Quoique déjà séparée d'avec cet Indonésien jadis rencontré lors de ses études en Allemagne et dont elle tomba follement amoureuse, la mère de Joseph et Gurvan avait toujours voulu que ses enfants entretiennent le lien, fût-il en grande partie fantasmé, avec l'homme qui se volatilisa du jour au lendemain quelques semaines avant Noël... Les deux garçons allaient garder une image floue de leur père, ce héros loufoque à la dégaine de mauvais garçon de films hongkongais et à la faconde séductrice.

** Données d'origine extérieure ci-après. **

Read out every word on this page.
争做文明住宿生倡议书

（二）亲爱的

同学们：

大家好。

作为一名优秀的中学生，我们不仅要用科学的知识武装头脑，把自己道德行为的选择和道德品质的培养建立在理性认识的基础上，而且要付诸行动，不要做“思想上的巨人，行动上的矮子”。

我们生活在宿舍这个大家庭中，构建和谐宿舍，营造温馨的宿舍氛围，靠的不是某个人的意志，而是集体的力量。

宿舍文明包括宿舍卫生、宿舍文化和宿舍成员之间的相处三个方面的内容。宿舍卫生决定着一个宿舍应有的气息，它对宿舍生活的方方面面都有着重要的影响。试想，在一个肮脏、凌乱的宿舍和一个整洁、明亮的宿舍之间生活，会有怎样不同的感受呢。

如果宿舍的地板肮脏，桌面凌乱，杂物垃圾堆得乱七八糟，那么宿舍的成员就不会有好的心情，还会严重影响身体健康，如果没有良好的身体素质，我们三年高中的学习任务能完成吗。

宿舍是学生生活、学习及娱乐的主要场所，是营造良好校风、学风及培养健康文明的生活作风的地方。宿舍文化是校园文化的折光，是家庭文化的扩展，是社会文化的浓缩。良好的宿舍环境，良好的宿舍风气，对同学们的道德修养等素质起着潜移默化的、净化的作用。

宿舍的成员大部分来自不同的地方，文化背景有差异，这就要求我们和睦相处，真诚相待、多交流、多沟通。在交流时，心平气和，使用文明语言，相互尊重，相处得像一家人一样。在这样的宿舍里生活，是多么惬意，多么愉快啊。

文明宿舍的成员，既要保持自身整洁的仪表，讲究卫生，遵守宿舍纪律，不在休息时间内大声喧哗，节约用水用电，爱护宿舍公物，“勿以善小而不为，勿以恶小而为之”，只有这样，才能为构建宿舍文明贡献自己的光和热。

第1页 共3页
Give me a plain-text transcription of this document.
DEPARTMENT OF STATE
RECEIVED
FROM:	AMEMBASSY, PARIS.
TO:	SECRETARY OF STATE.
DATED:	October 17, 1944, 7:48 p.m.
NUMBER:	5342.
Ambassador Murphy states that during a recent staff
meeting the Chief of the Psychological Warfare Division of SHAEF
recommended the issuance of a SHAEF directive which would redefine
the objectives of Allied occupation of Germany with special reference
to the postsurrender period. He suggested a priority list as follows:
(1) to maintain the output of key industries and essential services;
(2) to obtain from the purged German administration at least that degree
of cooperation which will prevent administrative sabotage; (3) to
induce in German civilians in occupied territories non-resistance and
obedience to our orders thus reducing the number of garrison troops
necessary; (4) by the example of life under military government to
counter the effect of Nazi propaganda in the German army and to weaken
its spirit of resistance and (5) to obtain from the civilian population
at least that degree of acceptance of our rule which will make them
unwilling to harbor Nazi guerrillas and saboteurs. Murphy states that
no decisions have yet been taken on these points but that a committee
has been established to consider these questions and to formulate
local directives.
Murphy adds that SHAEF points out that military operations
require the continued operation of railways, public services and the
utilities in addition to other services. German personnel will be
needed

Par l'entremise d'une tante paternelle vivant en Allemagne, Gurvan et son frère reprennent contact avec l'homme qui n'avait donné aucune nouvelle pendant quinze ans. Lors de premières retrouvailles dans un Buffalo Grill à Paris où le père présente à sa nouvelle femme Anya cette progéniture née en France dont il ne lui avait jamais parlé, la statue du commandeur commence à vaciller... Gurvan ne se l'imaginait pas si petit de taille mais surtout si étrange dans ses comportements. La suite en Indonésie ne fera que corroborer des interrogations sur la véracité des dires de ce père affabulateur dont l'une des obsessions est de ne pas perdre la face.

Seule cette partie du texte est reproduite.